A terceira mishná examina um caso específico de mistura entre tipos diferentes de kodshei kodashim e kodashim kalim — o asham (santidade superior) com o shelamim (santidade inferior) — onde Rabi Shimon propõe um atalho que evita a venda, e os Sábios o rejeitam com um princípio que se tornará central no restante do capítulo: não se traz consagrados a um estado de desqualificação. A mishná fecha com o caso das pedaços de carne já misturados, onde todos concordam.
O asham que se misturou com o shelamim — pastarão até que adquiram um defeito. — Aplica-se aqui, em princípio, o mesmo remédio da mishná anterior: esperar que os animais fiquem com defeito, vendê-los, e trazer com o dinheiro um asham e um shelamim de reposição.
Rabi Shimon diz: ambos serão abatidos no norte, e serão comidos segundo o mais rigoroso dentre eles. — Rabi Shimon propõe evitar a venda: como o asham exige abate no lado norte do átrio e o shelamim pode ser abatido em qualquer lugar do átrio — inclusive no norte — basta abater os dois ali, e depois comê-los segundo as leis mais restritivas do asham: apenas dentro do átrio, apenas por sacerdotes machos, e apenas no dia do abate e na noite seguinte.
Disseram-lhe: não se trazem consagrados a um estado de desqualificação. — Os Sábios rejeitam a proposta: submeter o shelamim — que por direito poderia ser comido por qualquer pessoa, em toda Jerusalém, por dois dias e uma noite — às restrições do asham significa antecipar artificialmente o momento em que ele se tornaria notar (sobra desqualificada), pois o que restasse após a noite seguinte ao abate seria queimado como se fosse asham, quando na verdade poderia ainda ser shelamim válido até o fim do segundo dia. Isso constitui, em si, um ato de trazer deliberadamente um consagrado a uma condição de desqualificação — o que nunca é permitido. A halachá segue os Sábios, não Rabi Shimon.

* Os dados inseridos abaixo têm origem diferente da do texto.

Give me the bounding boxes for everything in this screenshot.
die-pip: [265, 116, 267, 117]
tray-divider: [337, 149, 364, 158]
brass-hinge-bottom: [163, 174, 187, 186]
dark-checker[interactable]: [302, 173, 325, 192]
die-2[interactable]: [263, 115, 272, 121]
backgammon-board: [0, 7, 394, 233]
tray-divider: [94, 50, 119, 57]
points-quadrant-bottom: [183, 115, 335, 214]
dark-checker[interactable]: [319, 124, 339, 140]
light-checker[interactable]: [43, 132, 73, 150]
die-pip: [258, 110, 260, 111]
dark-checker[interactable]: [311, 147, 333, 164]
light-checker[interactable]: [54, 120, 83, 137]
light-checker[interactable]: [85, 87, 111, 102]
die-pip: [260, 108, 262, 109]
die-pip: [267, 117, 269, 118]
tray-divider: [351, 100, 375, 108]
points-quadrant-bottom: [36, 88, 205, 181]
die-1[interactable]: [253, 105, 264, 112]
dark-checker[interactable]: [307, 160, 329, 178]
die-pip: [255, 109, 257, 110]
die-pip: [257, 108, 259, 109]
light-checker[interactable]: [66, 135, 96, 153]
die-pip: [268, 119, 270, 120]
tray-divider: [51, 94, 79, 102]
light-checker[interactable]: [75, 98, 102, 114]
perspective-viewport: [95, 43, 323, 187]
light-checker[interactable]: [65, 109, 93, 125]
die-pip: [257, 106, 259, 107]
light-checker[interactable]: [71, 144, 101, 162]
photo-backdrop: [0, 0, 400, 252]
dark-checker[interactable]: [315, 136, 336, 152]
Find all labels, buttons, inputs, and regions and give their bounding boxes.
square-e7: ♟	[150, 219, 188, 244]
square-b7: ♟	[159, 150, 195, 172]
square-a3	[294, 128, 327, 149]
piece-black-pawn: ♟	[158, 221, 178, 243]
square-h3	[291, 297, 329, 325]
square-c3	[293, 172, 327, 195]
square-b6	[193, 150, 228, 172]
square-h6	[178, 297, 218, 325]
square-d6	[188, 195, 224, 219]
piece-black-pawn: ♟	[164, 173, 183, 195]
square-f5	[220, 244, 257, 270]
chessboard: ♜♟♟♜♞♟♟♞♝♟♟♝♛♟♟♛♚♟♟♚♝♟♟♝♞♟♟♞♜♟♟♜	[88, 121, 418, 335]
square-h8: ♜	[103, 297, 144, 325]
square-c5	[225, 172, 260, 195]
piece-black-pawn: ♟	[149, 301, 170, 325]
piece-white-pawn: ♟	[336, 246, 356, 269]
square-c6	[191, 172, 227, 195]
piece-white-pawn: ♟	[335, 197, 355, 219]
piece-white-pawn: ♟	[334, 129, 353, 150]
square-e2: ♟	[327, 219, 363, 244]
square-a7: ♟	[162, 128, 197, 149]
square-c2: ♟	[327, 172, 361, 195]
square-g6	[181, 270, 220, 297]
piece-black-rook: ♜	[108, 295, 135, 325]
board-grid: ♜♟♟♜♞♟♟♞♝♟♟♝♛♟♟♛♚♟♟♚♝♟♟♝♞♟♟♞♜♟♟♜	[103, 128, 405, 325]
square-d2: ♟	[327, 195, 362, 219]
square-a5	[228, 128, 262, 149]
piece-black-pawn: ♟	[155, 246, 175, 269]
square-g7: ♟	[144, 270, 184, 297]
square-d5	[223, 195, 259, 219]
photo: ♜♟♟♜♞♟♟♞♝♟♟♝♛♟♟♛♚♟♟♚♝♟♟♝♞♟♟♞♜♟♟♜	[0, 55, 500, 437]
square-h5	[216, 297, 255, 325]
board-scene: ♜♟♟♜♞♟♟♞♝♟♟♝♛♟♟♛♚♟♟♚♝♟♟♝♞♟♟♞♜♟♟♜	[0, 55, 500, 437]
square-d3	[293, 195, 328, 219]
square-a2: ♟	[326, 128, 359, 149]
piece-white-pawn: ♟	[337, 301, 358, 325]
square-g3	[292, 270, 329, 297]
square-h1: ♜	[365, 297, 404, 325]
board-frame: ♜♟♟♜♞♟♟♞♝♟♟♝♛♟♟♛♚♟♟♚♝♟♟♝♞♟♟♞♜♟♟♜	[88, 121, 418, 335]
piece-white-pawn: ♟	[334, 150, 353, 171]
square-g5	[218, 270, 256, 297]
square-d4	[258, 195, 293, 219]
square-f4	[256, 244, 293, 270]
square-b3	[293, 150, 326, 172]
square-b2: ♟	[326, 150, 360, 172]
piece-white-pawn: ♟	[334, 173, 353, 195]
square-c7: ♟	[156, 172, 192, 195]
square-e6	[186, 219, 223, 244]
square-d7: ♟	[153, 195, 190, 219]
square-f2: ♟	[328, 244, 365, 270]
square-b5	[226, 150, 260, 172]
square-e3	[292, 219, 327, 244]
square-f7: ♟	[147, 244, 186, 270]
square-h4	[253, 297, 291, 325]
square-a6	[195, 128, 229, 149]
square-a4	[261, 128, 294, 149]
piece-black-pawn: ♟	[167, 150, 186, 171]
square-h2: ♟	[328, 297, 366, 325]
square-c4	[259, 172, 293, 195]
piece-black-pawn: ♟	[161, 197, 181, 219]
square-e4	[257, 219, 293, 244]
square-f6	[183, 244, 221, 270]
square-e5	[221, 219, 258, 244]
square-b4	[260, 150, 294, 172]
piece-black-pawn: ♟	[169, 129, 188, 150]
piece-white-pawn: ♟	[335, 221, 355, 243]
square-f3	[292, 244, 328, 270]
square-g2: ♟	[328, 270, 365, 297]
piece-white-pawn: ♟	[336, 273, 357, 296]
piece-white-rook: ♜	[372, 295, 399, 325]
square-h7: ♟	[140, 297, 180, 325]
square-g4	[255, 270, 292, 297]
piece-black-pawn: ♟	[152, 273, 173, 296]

Se se misturaram pedaços com pedaços — kodshei kodashim com kodashim kalim, os que se comem em um dia com os que se comem em dois dias — serão comidos segundo o mais rigoroso dentre eles. — Aqui, mesmo os Sábios concordam com a lógica de Rabi Shimon: quando a mistura já ocorreu entre pedaços de carne cozida ou cortada — e não entre animais inteiros ainda vivos — não há como aplicar o remédio de deixar pastar e vender, pois a carne já foi separada do animal. Nesse caso, sem alternativa, a única solução possível é comer tudo segundo a lei mais restritiva presente na mistura.
Rambam localiza a raiz da disputa nas diferenças já estabelecidas no Perek Vav entre o asham (kodshei kodashim, abatido no norte, comido pelos sacerdotes até meia-noite) e o shelamim (kadashim kalim, abatido em qualquer lugar do átrio, comido por qualquer pessoa por dois dias e uma noite). Formula o princípio decisivo com precisão: não se traz consagrados a um estado de desqualificação — ou seja, não se realiza nenhum ato que resulte em torná-los desqualificados. Por isso os Sábios preferem deixar os animais pastarem até adquirirem defeito. Conclui explicitamente que a halachá não segue Rabi Shimon.
Bartenura explica que a proposta de Rabi Shimon é tecnicamente viável porque o shelamim, ao contrário do asham, pode ser abatido em qualquer ponto do átrio — inclusive no lado norte reservado ao asham — e mesmo assim o dono do shelamim cumpre integralmente seu voto, pois cada animal continua sendo oferecido em nome do seu próprio dono. Mas a objecção dos Sábios permanece: submeter o shelamim às restrições de tempo e de comensais do asham diminui indevidamente sua janela legítima de consumo, encaminhando-o precocemente ao notar. Já no caso final, sobre pedaços já misturados, os próprios Sábios admitem que não há alternativa — e por isso concordam com Rabi Shimon nesse ponto específico.
Rashi confirma o mecanismo exato da proposta de Rabi Shimon: comer "segundo o mais rigoroso dentre eles" significa aplicar à mistura inteira as restrições do asham — apenas sacerdotes machos, apenas no átrio, apenas até o fim da noite seguinte ao abate — e, apesar disso, o dono do shelamim continua tendo cumprido sua obrigação de voto, já que, como na mishná anterior, cada animal é oferecido em nome de seu próprio dono independentemente da mistura.